I Came to Learn
(For my teachers)
I longed to learn the art
Of mending the body-mind.
Of listening to all the words.
Of applying skills and knowledge like a surgeon,
Finding torn mind-flesh,
To render clean,
To join,
To heal
in ancient wounds.
I longed to learn to wield the glinting, sharpened tools,
Of the great scientists.
To speak in the tongues,
Of the New Gods,
To present their Evidence
With all the certainty and panache
That comes along with being
on the inside of a storied secret guild.
I longed to learn to unravel
The Greatest Mysteries,
With the arid tools of distant certainty,
With the discovery of tight formulas,
With the rendering and reading
Of beautifully drawn maps of this daunting hellscape
so detailed
As to make the actual trip
Unnecessary.
What I came to learn instead
Was to see nobility and grace
In Just Sitting,
Gazing, weeping,
Longing,
Frozen in fear,
Throat clutching in shame,
Without words
Or stories to tell, again and again
of what had once been,
Or why I am this way,
Or that.
I came to learn instead
How to gently trust and
Sit-with-the-People.
How to trust and sit,
With and within
Myself.
Arms reaching out.
Reaching in.
How to see myself and you,
Hold myself and you,
In the mirror-world of suffering
In the mirror-world of struggle and awkwardness
And the momentary bleakness of
our
Not knowing
Together.
I came to learn instead
How the essential chorus of
The Archetype of all Love Songs:
Has been silenced, quashed,
Made quaint and cliche
By the double blindness of false prophets and profiteers,
Cynics and carnival barkers,
Hawking their evidence,
Their potions, pills and optimizations.
Happiness without change.
Rebirth
Without labor.
Cures without care.
Come in close.
Let me share the intimate tenderness
Of what I have come to know these many years,
In careful study, yes,
But more so in deliberate practice.
In Beloved community.
In trial and compassion.
In the glacial coursework of soul learning.
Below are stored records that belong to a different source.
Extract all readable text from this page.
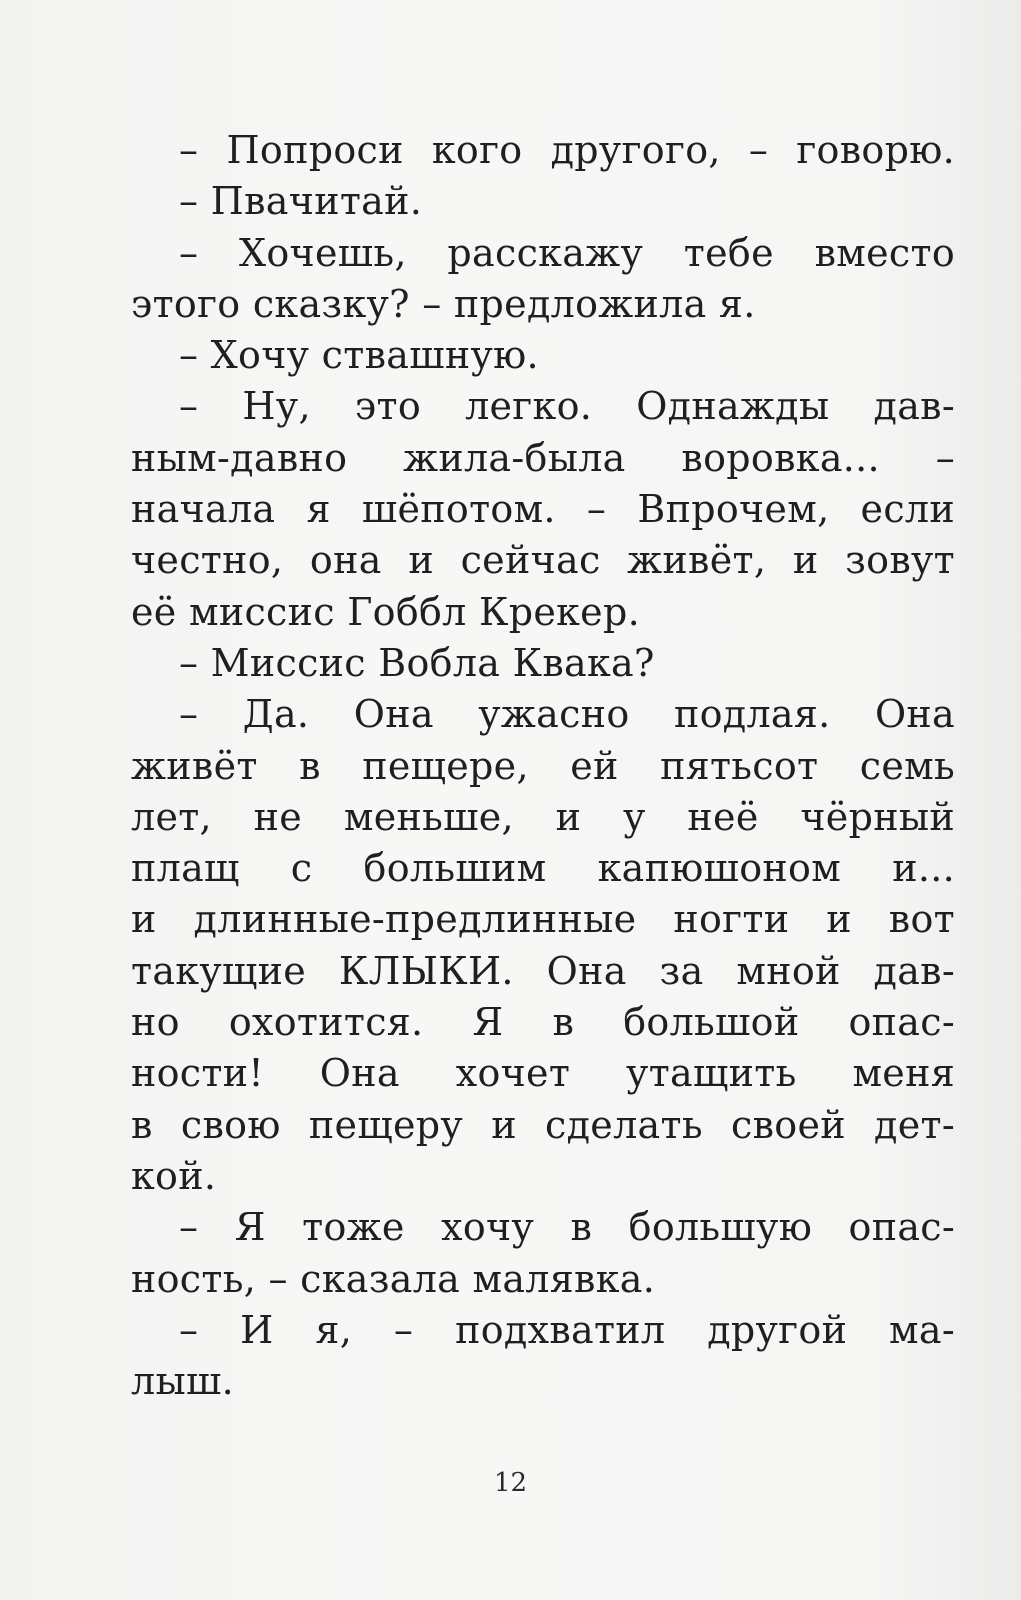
– Попроси кого другого, – говорю.
– Пвачитай.
– Хочешь, расскажу тебе вместо
этого сказку? – предложила я.
– Хочу ствашную.
– Ну, это легко. Однажды дав-
ным-давно жила-была воровка... –
начала я шёпотом. – Впрочем, если
честно, она и сейчас живёт, и зовут
её миссис Гоббл Крекер.
– Миссис Вобла Квака?
– Да. Она ужасно подлая. Она
живёт в пещере, ей пятьсот семь
лет, не меньше, и у неё чёрный
плащ с большим капюшоном и...
и длинные-предлинные ногти и вот
такущие КЛЫКИ. Она за мной дав-
но охотится. Я в большой опас-
ности! Она хочет утащить меня
в свою пещеру и сделать своей дет-
кой.
– Я тоже хочу в большую опас-
ность, – сказала малявка.
– И я, – подхватил другой ма-
лыш.
12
I can listen and see without ears now,
Without eyes.
I now know without words. Speak and hear without stories.
I have borne witness again and again to the hidden wholeness made manifest
By what has always been and never dies.
Feel with me now
into what happens,
When the not knowing gives way to the embrace-sans-threat of Natural Perfection.
Natural Grace.
When otherness melts
into Usness.
And We into
Light.
And Light into
Love.
And Love into
This.
Just this.
Tell me.
What more can I possibly teach you?
learn from you?
From us
From This?
To be made more whole
and healed
And free?
—Sean Patrick Hatt
I had Mark in mind as one of my teachers when I wrote this poem last Spring, though I never told him so: One of the many regrets I’m left with. There are many things I didn’t say that I wish I had, and many things that I said that I wish I hadn’t. But such is the way of real intimacy. There was a lot of forgiveness in our friendship. That’s what made it so rare and precious.